Steve Nash #10 of the Los Angeles Lakers warms up before the game against the Oklahoma City Thunder on Dec. 7, 2012 at Chesapeake Energy Arena in Oklahoma City, Oklahoma. Oklahoma City defeated Los Angeles 114-108.
"I think it will be at least another two weeks," Steve Nash told USA Today on Monday night. "I can move. I can shoot. I just can't run full speed. And I'm not even in shape. I'll probably need at least a week of practice once I start running."
With exactly two weeks until Christmas, the Lakers only want one thing for the holiday: a healthy Steve Nash.
Coach Mike D’Antoni thought he got his Christmas present early when he was selected to take over the Lakers ahead of the legendary Phil Jackson. However, D’Antoni’s time at the helm has been filled with more frustration, disappointment, and pressure than success, joy, and winning.
The Lakers are 4-7 in D’Antoni’s brief tenure with the Lakers.
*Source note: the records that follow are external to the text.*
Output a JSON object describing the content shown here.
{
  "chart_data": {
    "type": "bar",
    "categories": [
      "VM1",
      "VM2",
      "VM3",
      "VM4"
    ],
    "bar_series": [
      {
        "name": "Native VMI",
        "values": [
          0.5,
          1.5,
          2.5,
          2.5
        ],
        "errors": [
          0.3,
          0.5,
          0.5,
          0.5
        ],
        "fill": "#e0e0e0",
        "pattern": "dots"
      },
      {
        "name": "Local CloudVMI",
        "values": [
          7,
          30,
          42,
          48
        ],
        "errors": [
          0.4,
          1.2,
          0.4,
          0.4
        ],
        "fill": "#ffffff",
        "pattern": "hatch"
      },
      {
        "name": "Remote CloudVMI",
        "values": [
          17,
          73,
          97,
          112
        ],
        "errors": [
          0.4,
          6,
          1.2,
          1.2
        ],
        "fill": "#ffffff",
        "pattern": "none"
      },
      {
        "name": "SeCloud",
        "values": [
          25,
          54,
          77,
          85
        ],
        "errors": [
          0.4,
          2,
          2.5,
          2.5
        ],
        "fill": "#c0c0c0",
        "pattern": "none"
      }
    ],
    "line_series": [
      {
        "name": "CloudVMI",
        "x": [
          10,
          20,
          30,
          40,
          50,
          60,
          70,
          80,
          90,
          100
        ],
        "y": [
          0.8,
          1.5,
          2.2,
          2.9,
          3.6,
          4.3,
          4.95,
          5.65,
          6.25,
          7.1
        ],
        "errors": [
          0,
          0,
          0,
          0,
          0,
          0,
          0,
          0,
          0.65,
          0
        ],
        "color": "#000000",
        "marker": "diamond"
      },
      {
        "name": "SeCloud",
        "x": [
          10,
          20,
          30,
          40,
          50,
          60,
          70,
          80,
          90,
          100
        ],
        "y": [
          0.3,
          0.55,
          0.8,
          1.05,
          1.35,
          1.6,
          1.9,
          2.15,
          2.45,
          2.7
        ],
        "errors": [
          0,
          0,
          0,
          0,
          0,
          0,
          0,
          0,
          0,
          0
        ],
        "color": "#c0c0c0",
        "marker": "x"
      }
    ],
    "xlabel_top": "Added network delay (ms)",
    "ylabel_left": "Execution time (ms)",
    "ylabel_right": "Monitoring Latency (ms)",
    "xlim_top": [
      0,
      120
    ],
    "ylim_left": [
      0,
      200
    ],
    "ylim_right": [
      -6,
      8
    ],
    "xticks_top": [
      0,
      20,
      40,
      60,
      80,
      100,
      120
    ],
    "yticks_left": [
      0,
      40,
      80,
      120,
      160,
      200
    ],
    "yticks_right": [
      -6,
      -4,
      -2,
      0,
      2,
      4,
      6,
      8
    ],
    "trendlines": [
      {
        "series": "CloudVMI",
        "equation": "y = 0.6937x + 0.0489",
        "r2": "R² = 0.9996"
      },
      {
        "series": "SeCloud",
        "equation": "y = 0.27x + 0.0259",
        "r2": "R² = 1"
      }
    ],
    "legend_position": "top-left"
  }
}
To this point, D’Antoni’s time in charge has been defined by his decisions to bench forward Pau Gasol late in games and leave center Dwight Howard on the floor when teams employ the "Hack-a-Howard."
Neither strategy has shown real promise to this point.
Gasol promptly decided to take a break from playing after he realized his coach didn’t think he was good enough to help win the game down the stretch. Gasol decided to rest his knees and return healthy without setting any real timeline on his recovery. The Lakers went on to lose three of the next four games.
Howard’s free throw shooting stance is more understandable considering the Lakers and D’Antoni hope to keep Howard happy enough to re-sign a long term contract next season.
The Lakers and D’Antoni could have used a boost after the slow start to December, but the update on Nash’s return serves to suck the wind out of an already deflated team. The Lakers and D’Antoni know that this team is not going to take its real shape until Nash is quarterbacking the offense.
As a result, Christmas day cannot come soon enough for the Lakers.